Jinggoy Estrada asks court to lift freeze order on assets
MANILA, Philippines—Sen. Jose “Jinggoy” Estrada has asked the antigraft court to reverse its order to temporarily freeze his assets believed to be part of his loot in the pork barrel scam, saying he has no plans of concealing his wealth.
“Estrada has not concealed, removed or disposed of his property, nor is he about to do so,” according to his motion for reconsideration to the decision of the Sandiganbayan to garnish P183.793 million worth of his properties in a notice of writ of attachment or garnishment.
Estrada said even the Anti-Money Laundering Council (AMLC), in its report which detailed how Estrada got kickbacks from accused mastermind Janet Lim-Napoles through conduits, showed that his assets “are intact and have not been concealed or removed.”
But Estrada seemed to have forgotten to indicate that he closed down four of his bank accounts containing P76.4 million at the time the scandal erupted in the media.
The detained senator accused of plunder said these accounts were closed September 2013 or way before the case was filed against him and thus could not be used against him.

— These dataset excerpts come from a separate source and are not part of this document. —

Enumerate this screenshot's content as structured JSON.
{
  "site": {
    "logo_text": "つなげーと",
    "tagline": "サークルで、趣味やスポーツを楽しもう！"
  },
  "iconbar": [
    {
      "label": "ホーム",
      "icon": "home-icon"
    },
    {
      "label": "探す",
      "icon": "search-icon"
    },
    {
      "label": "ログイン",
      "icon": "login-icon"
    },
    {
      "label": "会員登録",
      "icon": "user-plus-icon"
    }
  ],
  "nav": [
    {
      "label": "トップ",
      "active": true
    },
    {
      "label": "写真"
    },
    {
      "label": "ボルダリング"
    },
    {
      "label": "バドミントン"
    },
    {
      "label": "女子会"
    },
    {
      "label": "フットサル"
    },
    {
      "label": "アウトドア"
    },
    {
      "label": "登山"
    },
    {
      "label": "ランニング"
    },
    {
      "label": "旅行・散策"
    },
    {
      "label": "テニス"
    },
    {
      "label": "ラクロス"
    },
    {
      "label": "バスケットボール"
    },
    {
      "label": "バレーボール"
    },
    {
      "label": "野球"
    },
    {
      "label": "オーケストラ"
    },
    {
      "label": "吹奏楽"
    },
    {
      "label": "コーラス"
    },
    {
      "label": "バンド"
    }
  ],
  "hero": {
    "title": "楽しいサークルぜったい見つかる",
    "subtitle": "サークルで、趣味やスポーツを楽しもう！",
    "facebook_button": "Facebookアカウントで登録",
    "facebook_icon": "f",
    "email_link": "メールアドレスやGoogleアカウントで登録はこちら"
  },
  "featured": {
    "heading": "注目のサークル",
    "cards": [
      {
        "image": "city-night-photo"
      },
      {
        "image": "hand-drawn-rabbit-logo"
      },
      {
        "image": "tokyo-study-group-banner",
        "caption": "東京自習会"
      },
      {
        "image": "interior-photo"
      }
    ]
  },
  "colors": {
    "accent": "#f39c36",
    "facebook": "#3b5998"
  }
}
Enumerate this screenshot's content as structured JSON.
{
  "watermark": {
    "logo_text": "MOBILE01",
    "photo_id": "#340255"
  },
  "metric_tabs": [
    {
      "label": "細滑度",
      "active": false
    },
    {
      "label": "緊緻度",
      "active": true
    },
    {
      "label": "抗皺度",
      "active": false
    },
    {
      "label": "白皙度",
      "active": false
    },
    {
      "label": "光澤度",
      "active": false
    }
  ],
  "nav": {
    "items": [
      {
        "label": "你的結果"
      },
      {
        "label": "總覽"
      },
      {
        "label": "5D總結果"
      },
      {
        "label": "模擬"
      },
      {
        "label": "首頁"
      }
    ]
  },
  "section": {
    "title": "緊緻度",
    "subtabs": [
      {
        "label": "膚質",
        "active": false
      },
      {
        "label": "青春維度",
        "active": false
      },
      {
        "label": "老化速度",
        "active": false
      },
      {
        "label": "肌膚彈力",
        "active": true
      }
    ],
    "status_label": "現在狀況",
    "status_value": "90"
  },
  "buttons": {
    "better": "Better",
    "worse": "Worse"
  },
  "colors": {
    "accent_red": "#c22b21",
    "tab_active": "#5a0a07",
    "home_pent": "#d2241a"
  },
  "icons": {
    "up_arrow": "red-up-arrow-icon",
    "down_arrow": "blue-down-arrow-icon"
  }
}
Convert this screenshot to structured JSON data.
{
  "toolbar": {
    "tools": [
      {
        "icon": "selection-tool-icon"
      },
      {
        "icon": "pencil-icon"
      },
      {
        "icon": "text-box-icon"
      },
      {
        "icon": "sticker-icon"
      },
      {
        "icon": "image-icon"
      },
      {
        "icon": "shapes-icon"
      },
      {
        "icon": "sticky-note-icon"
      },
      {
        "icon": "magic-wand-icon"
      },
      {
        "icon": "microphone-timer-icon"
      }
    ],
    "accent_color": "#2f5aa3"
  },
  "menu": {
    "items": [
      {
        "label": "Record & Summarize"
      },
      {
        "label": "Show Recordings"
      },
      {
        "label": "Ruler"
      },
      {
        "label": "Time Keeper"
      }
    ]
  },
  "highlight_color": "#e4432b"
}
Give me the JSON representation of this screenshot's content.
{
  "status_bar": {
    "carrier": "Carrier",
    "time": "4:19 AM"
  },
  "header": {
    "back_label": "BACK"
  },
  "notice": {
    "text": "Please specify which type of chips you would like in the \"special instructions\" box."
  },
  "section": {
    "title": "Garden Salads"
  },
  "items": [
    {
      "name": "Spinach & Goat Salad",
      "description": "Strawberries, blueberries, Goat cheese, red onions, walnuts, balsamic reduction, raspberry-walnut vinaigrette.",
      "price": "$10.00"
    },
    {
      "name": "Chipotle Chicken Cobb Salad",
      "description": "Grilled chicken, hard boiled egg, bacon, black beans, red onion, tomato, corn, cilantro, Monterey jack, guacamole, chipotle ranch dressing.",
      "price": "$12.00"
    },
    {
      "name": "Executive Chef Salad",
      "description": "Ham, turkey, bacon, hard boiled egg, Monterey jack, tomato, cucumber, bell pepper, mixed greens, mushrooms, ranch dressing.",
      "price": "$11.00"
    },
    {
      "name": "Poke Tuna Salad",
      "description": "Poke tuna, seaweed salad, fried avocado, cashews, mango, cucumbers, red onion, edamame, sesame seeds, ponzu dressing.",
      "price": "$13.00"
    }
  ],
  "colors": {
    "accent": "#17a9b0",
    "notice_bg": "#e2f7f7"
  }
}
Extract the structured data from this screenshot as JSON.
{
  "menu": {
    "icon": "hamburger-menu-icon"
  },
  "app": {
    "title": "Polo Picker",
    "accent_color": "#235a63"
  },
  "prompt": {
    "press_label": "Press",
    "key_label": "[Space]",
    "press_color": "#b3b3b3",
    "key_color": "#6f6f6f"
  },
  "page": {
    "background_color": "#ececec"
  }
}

The court had agreed with the prosecution’s claim that Estrada exhibited a tendency to hide his wealth when he closed down four bank accounts.
“If four of his accounts were closed way back in September of 2013, the same cannot be taken against (him) because this case was not yet in existence at that time,” the motion said.
Estrada also said “he had all the right in the world to withdraw from, or close, said accounts without violating any existing law, rule or regulation.”
“The alleged closure of said bank accounts is not prohibited, not in violation of any law, and should not be considered a ground for the issuance of a writ of preliminary attachment or garnishment,” the motion said.
Estrada then urged the court to lift the garnishment that would attach Estrada’s assets to ensure the senator would not be able to dispose of these in the course of the proceedings.
Estrada, detained for plunder at the Philippine National Police Custodial Center, is accused of pocketing at least P183.793 million from his PDAF through ghost projects under the scheme of Napoles.
The AMLC report, the prosecution’s most explosive evidence yet pinning Estrada to the scam, detailed how Estrada’s alleged conduits Francis Yenko and Juan Ng received millions of alleged kickbacks from Napoles and her NGOs, and transferred these to the different bank accounts of Estrada.